Ich steckte mir die gefühlt zehnte Kippe seitdem wir hier sind in den Mund und ließ wenig später den giftigen Rauch und die kühle Nacht. Innerlich lagen meine Nerven blank. Ich machte mir nicht nur Sorgen um Cara und Roxy, ich hatte auch unglaublich Angst davor meine Männer ins Verderben zu stürzen. Zwar glaubte ich nicht, dass unser Plan komplett misslingen würde, allerdings waren die Männer von Santos unberechenbar und wer wusste schon ob es nicht auch auf unserer Seite zu Opfern kommen würde.
Ich zwang keinen unserer Leute hier zu sein, geschweige denn für uns zu arbeiten, sie waren alle freiwillig hier, aber trotzdem wollte ich nicht dafür verantwortlich sein, dass einer von ihnen ihr Leben ließ.

"Rafael? Es ist so weit." Johnny hatte sich mit ernster Miene in mein Blickfeld geschoben. Kurz nickte ich, warf meine Zigarette auf den Boden und stieg zusammen mit ihm, Milo und Luca in den SUV ein um zum endgültigen Treffpunkt zu fahren. Ich sah nachdenklich auf den Koffer zwischen meinen Beinen in dem ein Teil des Geldes war. Der Rest war im Kofferraum. Zwar hatte ich nicht vor auch nur einen Cent Santos zu überlassen aber falls alles schief ging wollte ich mit dem Geld zumindest Roxy und Cara aus der Schusslinie holen.

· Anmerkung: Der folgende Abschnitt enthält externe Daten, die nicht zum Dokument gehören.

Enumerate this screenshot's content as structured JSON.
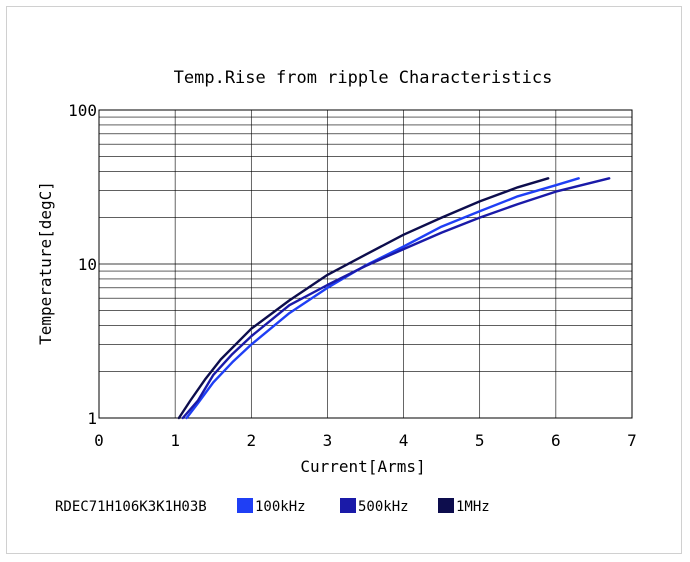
{
  "chart_data": {
    "type": "line",
    "title": "Temp.Rise from ripple Characteristics",
    "xlabel": "Current[Arms]",
    "ylabel": "Temperature[degC]",
    "xlim": [
      0,
      7
    ],
    "ylim": [
      1,
      100
    ],
    "y_scale": "log",
    "grid": true,
    "x_ticks": [
      "0",
      "1",
      "2",
      "3",
      "4",
      "5",
      "6",
      "7"
    ],
    "y_ticks": [
      "1",
      "10",
      "100"
    ],
    "legend_prefix": "RDEC71H106K3K1H03B",
    "legend_position": "bottom",
    "series": [
      {
        "name": "100kHz",
        "color": "#1f3ff5",
        "points": [
          [
            1.15,
            1.0
          ],
          [
            1.3,
            1.25
          ],
          [
            1.5,
            1.7
          ],
          [
            1.75,
            2.3
          ],
          [
            2.0,
            3.0
          ],
          [
            2.5,
            4.8
          ],
          [
            3.0,
            7.0
          ],
          [
            3.5,
            9.8
          ],
          [
            4.0,
            13.0
          ],
          [
            4.5,
            17.5
          ],
          [
            5.0,
            22.0
          ],
          [
            5.5,
            27.5
          ],
          [
            6.0,
            32.5
          ],
          [
            6.3,
            36.0
          ]
        ]
      },
      {
        "name": "500kHz",
        "color": "#1a1aa8",
        "points": [
          [
            1.1,
            1.0
          ],
          [
            1.3,
            1.3
          ],
          [
            1.5,
            1.9
          ],
          [
            1.75,
            2.6
          ],
          [
            2.0,
            3.4
          ],
          [
            2.5,
            5.4
          ],
          [
            3.0,
            7.3
          ],
          [
            3.5,
            9.7
          ],
          [
            4.0,
            12.5
          ],
          [
            4.5,
            16.0
          ],
          [
            5.0,
            20.0
          ],
          [
            5.5,
            24.5
          ],
          [
            6.0,
            29.5
          ],
          [
            6.7,
            36.0
          ]
        ]
      },
      {
        "name": "1MHz",
        "color": "#0d0d4d",
        "points": [
          [
            1.05,
            1.0
          ],
          [
            1.2,
            1.3
          ],
          [
            1.4,
            1.8
          ],
          [
            1.6,
            2.4
          ],
          [
            2.0,
            3.8
          ],
          [
            2.5,
            5.8
          ],
          [
            3.0,
            8.5
          ],
          [
            3.5,
            11.5
          ],
          [
            4.0,
            15.5
          ],
          [
            4.5,
            20.0
          ],
          [
            5.0,
            25.5
          ],
          [
            5.5,
            31.5
          ],
          [
            5.9,
            36.0
          ]
        ]
      }
    ]
  }
}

"Mach dir nicht so viele Gedanken was alles schief laufen könnte. Wir bekommen das schon hin, Rafa.", meinte Johnny und fuhr die letzten Meter bis zum Übergabeort.
Ich traute meinen Augen kaum als ich durch die Windschutzscheibe tatsächlich in das dreckig grinsende Gesicht von Santos sah. Ich hätte nicht erwartet ihn heute persönlich zu sehen.
Mit einer Laune die unglaublicherweise noch schlechter war als noch vor wenigen Sekunden stieg ich aus und ging mit dem Koffer und dem Wissen, dass meine Waffe nur ein Handgriff entfernt war, einige Schritte auf Santos zu. Meine Jungs waren dicht hinter mir und der Rest unserer Männer wartete nur auf ein Zeichen von uns um einzugreifen.